Como o time já conta com dois atletas estrangeiros -o limite para o Paulista e o Nacional-, Capote não pode jogar.
Mas Nunes admitiu a hipótese de utilizá-lo nos Jogos Abertos do Interior, entre os dias 15 e 28 de outubro, em Praia Grande, litoral sul de São Paulo. "A gente conversou com a direção do clube, e resolveram ajudar. Ele vai ter uma casa para morar e vai treinar aqui."
Ontem, o cubano foi à Polícia Federal dar entrada na documentação para, posteriormente, pedir asilo político no Brasil.

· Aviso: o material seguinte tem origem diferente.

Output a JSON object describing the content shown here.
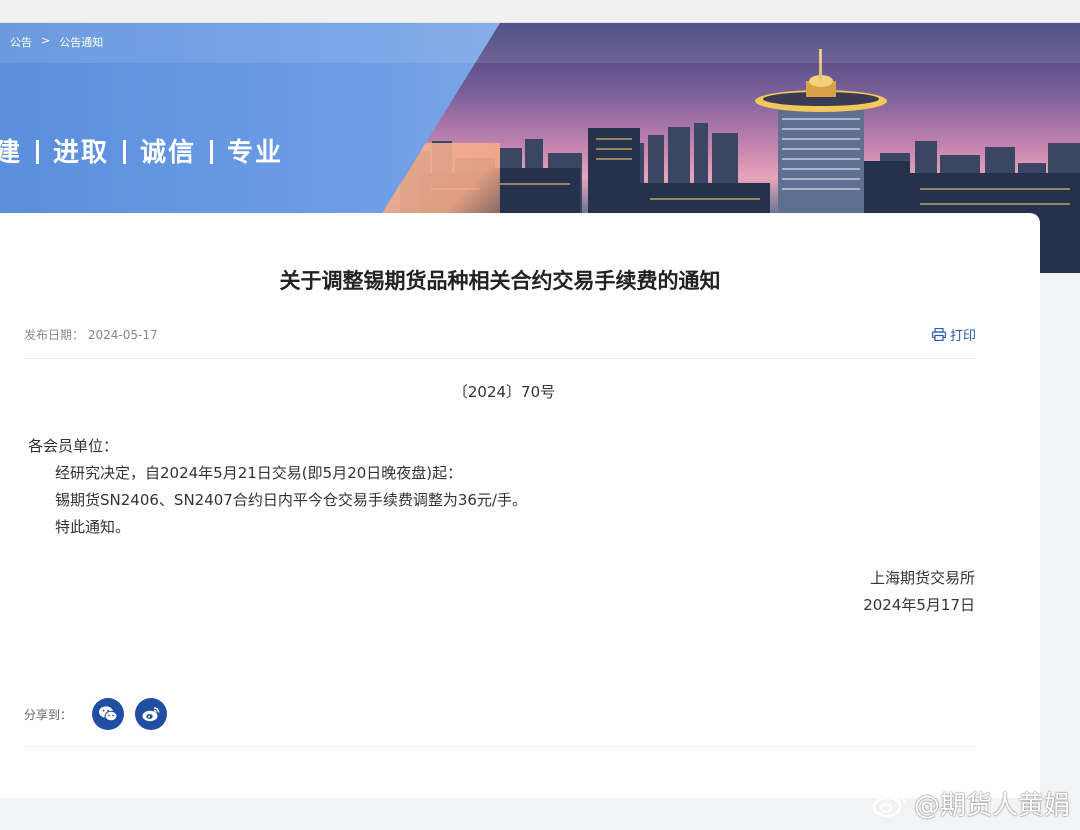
{
  "breadcrumb": [
    "公告",
    ">",
    "公告通知"
  ],
  "banner": {
    "slogan": [
      "建",
      "进取",
      "诚信",
      "专业"
    ]
  },
  "notice": {
    "title": "关于调整锡期货品种相关合约交易手续费的通知",
    "publish_label": "发布日期：",
    "publish_date": "2024-05-17",
    "print_label": "打印",
    "doc_number": "〔2024〕70号",
    "salutation": "各会员单位：",
    "paragraphs": [
      "经研究决定，自2024年5月21日交易(即5月20日晚夜盘)起：",
      "锡期货SN2406、SN2407合约日内平今仓交易手续费调整为36元/手。",
      "特此通知。"
    ],
    "issuer": "上海期货交易所",
    "issue_date": "2024年5月17日"
  },
  "share": {
    "label": "分享到：",
    "buttons": [
      {
        "icon": "wechat-icon"
      },
      {
        "icon": "weibo-icon"
      }
    ]
  },
  "watermark": "@期货人黄娟",
  "colors": {
    "accent": "#2a5caa",
    "share_button": "#1f4ea2",
    "banner_blue": "#5a8fdc"
  }
}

Tímido, Capote tem o olhar distante e não é de muitas palavras. Quando comenta sobre Cuba, prefere não fazer críticas. Mas não esconde a apreensão com o que as pessoas andam falando sobre ele no país.
"Isso [deserção] não agrada muito ao nosso governo. Chamam a gente de traidor."
Saudade da terra natal? "É estranho, porque vivi 19 anos lá. Mas é só uma questão de tempo", disse ele, que só ligou para casa e contou o fato quando já estava bem longe do Rio.